Dicen que no hay peor sordo que el que no quiere oír. Algunos no oyen como mecanismo de defensa. Recuerdo a un muy querido tío que optó por hacerse el sordo para limitar las cantaletas de su mujer. Todo consistía en resistir un poco al principio para agotar la paciencia de su cónyuge, que ante las interjecciones de sorpresa o incomprensión del marido a cada uno de sus reclamos, suspendía el sermón con un “contigo no se puede, es inútil seguir hablando”. Mi tío se retiraba a disfrutar en soledad del éxito de su estrategia. Mi tía mascullaba su derrota. Algo parecido, guardadas las proporciones, al fracaso de Napoleón en su campaña contra Rusia que terminó con la trágica retirada de Moscú.

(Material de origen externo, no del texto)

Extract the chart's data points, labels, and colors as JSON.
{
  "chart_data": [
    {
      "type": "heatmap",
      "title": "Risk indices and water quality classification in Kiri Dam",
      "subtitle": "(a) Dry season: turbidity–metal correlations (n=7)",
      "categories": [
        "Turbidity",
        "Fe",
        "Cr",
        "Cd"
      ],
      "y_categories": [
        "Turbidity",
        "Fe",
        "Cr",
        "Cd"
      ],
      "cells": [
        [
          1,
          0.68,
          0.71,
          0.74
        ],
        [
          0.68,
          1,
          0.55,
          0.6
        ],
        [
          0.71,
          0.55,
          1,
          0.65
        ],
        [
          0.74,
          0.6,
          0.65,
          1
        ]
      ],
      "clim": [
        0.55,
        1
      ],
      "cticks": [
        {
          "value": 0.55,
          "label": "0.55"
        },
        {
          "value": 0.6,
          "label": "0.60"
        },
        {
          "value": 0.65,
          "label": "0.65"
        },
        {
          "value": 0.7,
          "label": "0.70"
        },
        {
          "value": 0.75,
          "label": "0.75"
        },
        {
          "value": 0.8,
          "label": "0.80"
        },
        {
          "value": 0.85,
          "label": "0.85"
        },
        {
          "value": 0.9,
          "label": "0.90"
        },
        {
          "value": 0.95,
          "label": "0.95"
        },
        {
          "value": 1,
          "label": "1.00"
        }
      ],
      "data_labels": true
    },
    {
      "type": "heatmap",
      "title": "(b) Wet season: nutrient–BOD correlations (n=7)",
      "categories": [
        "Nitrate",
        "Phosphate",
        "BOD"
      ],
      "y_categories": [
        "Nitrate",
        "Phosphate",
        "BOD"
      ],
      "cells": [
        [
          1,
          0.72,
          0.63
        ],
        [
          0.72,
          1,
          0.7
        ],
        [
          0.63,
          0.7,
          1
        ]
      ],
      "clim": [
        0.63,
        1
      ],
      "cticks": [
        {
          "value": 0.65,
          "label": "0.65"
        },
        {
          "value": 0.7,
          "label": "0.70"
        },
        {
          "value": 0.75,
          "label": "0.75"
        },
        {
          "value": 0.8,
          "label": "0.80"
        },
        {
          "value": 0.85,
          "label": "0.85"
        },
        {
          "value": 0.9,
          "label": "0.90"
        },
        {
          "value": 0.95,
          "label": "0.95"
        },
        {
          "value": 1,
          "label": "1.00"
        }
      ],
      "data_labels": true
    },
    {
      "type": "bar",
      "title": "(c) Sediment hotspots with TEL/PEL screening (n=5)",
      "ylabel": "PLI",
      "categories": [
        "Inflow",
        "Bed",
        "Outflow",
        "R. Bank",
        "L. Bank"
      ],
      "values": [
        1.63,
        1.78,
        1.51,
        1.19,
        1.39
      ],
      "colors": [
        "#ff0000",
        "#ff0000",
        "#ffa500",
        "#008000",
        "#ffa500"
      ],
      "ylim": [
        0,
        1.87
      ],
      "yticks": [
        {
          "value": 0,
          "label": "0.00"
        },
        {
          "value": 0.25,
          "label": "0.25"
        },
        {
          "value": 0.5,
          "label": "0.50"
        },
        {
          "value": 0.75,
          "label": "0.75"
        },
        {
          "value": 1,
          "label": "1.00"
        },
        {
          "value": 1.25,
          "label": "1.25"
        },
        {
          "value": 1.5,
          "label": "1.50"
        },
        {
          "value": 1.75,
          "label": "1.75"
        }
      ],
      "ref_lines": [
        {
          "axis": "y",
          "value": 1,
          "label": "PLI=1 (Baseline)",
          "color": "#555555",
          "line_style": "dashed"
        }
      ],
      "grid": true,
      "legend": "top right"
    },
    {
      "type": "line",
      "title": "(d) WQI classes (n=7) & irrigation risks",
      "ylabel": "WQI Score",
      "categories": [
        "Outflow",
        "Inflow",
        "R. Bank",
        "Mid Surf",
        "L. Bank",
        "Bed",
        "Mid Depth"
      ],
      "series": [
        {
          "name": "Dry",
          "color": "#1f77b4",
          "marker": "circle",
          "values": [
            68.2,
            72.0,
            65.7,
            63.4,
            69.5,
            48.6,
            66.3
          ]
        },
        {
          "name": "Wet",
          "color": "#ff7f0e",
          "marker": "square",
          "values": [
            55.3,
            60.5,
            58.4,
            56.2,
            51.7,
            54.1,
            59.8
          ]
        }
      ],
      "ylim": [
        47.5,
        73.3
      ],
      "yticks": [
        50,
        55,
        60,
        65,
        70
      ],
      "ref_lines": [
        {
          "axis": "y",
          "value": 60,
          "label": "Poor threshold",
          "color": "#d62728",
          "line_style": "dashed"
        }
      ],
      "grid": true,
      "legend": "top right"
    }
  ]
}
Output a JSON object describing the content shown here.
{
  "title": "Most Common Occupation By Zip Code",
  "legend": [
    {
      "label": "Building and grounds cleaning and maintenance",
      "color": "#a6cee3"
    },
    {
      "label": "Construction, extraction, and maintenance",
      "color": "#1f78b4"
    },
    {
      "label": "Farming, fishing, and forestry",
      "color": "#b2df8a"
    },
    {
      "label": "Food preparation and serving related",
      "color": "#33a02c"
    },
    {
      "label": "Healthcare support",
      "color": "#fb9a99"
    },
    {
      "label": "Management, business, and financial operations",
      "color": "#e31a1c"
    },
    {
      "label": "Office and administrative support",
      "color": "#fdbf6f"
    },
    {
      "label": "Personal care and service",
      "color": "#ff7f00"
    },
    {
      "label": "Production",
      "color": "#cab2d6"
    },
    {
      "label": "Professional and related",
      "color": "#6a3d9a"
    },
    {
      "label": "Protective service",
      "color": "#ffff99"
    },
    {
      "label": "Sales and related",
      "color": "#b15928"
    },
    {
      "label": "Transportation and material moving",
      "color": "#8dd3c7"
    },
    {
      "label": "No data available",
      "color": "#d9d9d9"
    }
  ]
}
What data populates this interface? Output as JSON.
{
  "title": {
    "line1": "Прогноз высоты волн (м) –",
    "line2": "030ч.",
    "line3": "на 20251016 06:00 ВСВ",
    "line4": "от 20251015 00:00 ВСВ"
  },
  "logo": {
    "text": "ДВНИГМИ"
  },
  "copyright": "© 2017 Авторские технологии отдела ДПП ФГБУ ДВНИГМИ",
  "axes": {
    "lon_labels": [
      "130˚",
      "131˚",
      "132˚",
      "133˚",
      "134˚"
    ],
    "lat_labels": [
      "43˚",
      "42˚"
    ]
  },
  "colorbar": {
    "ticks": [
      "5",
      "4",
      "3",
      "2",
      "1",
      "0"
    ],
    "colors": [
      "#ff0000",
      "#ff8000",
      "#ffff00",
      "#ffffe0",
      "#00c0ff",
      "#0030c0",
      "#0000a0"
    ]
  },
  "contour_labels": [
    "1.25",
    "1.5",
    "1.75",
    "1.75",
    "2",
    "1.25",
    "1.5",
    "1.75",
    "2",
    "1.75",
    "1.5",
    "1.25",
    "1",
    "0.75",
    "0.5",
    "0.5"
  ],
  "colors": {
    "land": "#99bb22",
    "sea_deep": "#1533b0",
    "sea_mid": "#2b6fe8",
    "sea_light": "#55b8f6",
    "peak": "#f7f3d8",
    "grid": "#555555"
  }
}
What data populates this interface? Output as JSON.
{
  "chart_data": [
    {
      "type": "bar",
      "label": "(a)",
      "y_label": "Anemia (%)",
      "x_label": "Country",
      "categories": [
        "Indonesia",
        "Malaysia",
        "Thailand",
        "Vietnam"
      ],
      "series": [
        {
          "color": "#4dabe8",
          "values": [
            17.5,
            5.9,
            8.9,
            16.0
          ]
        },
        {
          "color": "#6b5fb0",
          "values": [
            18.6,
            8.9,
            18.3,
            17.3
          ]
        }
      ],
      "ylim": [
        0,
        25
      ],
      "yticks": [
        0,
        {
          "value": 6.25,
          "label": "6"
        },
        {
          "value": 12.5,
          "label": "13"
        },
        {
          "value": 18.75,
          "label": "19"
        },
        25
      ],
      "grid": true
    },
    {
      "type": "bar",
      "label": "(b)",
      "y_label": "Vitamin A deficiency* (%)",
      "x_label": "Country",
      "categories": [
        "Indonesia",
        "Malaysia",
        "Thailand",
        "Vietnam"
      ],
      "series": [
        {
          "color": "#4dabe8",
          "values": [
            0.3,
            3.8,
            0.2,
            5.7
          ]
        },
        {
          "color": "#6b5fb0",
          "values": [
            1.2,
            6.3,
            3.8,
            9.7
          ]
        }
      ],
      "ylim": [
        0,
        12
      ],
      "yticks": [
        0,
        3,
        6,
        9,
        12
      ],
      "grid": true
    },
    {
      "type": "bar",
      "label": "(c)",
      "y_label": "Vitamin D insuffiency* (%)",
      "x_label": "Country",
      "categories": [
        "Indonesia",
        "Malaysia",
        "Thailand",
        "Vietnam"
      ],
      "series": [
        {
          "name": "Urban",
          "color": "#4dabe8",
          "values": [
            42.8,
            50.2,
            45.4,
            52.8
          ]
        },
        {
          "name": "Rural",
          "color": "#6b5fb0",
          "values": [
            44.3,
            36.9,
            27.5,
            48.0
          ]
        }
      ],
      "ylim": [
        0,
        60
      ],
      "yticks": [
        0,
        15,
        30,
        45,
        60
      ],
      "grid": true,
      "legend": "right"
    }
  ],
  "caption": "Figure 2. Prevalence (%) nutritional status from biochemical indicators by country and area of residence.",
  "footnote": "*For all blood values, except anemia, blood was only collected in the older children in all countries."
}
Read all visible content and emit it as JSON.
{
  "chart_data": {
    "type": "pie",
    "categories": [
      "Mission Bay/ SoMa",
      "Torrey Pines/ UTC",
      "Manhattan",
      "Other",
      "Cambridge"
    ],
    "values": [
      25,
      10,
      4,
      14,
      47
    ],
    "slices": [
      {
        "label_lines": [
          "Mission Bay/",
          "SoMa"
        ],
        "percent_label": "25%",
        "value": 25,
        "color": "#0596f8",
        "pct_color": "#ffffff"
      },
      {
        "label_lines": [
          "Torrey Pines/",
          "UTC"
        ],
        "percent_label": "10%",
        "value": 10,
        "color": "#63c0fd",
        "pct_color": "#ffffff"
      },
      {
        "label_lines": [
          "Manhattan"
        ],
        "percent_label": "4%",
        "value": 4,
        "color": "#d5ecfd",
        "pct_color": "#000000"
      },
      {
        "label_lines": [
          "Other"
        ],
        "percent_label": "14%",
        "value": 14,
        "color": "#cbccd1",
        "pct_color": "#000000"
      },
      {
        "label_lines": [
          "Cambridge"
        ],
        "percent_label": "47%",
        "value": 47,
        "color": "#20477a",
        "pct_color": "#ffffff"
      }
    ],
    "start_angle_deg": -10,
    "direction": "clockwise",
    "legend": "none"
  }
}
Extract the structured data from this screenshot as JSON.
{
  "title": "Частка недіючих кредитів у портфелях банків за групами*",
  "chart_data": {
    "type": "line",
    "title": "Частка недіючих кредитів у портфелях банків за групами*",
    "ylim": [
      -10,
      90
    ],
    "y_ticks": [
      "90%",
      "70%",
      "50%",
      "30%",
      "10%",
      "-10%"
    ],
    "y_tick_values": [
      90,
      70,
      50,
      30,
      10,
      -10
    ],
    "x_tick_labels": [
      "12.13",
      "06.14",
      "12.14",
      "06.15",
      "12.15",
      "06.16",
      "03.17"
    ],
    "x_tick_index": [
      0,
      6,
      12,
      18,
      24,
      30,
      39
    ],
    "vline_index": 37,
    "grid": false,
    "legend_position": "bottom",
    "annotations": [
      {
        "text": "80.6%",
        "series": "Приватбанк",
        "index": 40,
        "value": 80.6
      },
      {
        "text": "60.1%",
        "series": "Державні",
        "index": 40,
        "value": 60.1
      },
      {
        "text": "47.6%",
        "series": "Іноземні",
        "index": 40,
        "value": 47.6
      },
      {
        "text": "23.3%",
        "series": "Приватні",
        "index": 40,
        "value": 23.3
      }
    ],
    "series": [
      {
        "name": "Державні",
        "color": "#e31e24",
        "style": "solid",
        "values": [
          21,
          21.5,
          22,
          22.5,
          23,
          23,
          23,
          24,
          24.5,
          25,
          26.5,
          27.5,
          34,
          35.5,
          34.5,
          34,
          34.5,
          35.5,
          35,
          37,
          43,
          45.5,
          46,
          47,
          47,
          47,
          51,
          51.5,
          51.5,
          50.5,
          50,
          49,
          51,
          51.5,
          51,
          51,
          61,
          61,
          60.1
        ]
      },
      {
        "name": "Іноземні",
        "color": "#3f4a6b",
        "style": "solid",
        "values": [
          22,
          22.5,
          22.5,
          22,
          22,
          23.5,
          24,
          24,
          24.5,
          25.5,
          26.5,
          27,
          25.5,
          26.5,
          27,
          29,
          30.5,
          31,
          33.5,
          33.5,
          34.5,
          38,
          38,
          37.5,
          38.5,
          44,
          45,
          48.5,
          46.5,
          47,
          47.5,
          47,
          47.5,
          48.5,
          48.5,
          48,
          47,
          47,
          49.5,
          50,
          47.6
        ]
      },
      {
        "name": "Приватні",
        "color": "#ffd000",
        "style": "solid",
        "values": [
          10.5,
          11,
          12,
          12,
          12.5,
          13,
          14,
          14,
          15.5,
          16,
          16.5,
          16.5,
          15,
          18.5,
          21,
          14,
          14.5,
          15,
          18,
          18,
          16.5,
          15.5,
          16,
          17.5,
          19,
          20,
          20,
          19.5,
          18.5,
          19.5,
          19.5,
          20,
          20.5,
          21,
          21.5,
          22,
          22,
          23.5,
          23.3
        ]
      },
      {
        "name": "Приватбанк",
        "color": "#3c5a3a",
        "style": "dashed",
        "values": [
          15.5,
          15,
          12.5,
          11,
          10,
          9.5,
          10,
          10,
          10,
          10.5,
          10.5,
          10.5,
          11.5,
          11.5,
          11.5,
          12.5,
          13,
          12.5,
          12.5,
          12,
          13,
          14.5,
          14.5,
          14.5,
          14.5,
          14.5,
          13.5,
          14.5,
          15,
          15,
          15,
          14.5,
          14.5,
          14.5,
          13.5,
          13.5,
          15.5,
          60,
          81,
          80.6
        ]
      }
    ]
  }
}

En la lucha por imponer criterios las parejas olvidan su disímil temperamento, determinado por la naturaleza. Se creen iguales cuando las diferencias por razón del sexo son enormes. Especialmente en materia de prioridades. Un ejemplo viene bien: al recibir una invitación para una fiesta la mujer piensa, “¿qué me pondré?”. El hombre, a su turno, “¿será que vamos?”
La sensibilidad forjada por los años convierte en troneras las pequeñas diferencias. Las zonas de distensión se reducen, las hostilidades se acrecientan, los diálogos se extinguen. Cada cual marca su territorio y acentúa sus gustos. La mujer prefiere comer vegetales y carnes blancas; el hombre harinas y carnes rojas. Ella selecciona las vías con semáforos; él las elude. Nimiedades que se van acumulando. Como la lava de los volcanes.
El punto culminante llega cuando la mujer solicita una opinión al marido. Volvamos al ejemplo de la fiesta. Decididos a ir, ella duda entre dos atuendos: si él escoge el primero, ella se pone el segundo. Y viceversa. Pero, si no emite ninguna opinión, le espeta un “¿por qué no dices nada?”